Tony shakes his head silently, watching Bruce from the other side of the room. He looks sort of uncomfortable or strained. Bruce blinks at him worriedly and puts the bottle to the side for later.

"You don't look so good. Do you think it was the cake?" He feels fine, but maybe he just has a better immune system?

Tony shakes his head again. He looks like he might be sick.

"Maybe you should lie down…." Bruce says slowly, going to stand.

"No!" Tony yells, flying across the room and pushing him back into his seat. "You have to sit or else this won't work."

"Um… okay?" He looks up curiously at Tony, who is swallowing rapidly and staring down at him.

"Okay." The billionaire mutters under his breath.

And then Tony drops down to one knee.

"T-tony?" The man takes his hand and holds it tightly in his own. It's a little sweaty since both of them are now nervous, but their hands also fit together warmly and easily and Bruce doesn't want to let go.

"Bruce, you are completely insane and possibly masochistic." Oh. Maybe this isn't what he thought. But how is insulting him a birthday present? "That's the only way that you could not only agree to live with me, but also to date me."

Bruce snorts.

"These last few months have been the happiest of my life, and I'm selfish enough to want to put an extended warranty on that happiness. I've been in love with you since the moment you said 'scrambler', and I really can't see ever not being in love with you because we just… click." He takes a deep breath and looks up at Bruce. His hand has slipped into his pocket and now it reappears, cradling a little velvet box. "Robert Bruce Banner, you are the positive cathode to my negative anode, and I want to make a circuit with you." He pops open the box's lid to reveal a silvery ring etched around the edges with lemniscates.

The mathematical symbol for infinity.

"It's made of the same element as my arc reactor, because I thought you'd like that."

"Are you asking me to marry you?" He asks slowly, because he doesn't want to mess this up. Tony blinks at him.

"Didn't I say that? Huh. Yes, that was what I was going for, unless the answer is no in which case I was just giving you a friendship ring."

"I think I'd rather have an engagement ring, if you don't mind." Bruce says, clearly.
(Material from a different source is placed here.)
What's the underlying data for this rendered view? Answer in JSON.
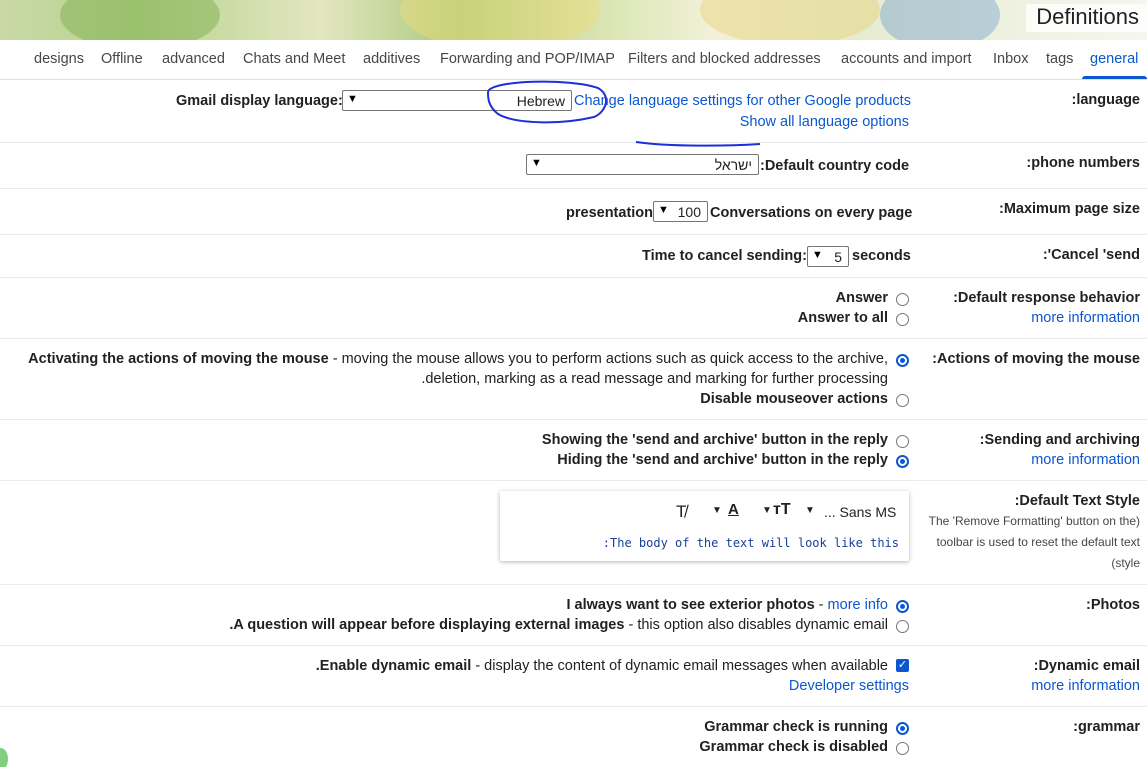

The ring is barely on his finger before Tony is whooping and swinging him off the floor into a hug. Bruce is laughing and laughing, so incredibly light and happy that he feels like the ring on his finger is the only thing keeping him from floating away.

"We are going to be the best science husbands ever!" Tony tells him, spinning him in a circle. Bruce nods agreeably, still laughing.

How could they be anything else?

Much later Bruce remembers to ask Tony why he chose the arc reactor material for his ring, when the metal is so hard to synthesize and doesn't look that different than silver. He feels the curve of Tony's smile against his shoulder.

"So that everyone will be able to tell that you hold the heart of Tony Stark in your hands."

Bruce decides to tease him about the cheesiness of that later.

For now he rolls over and reaffirms his right to that prize.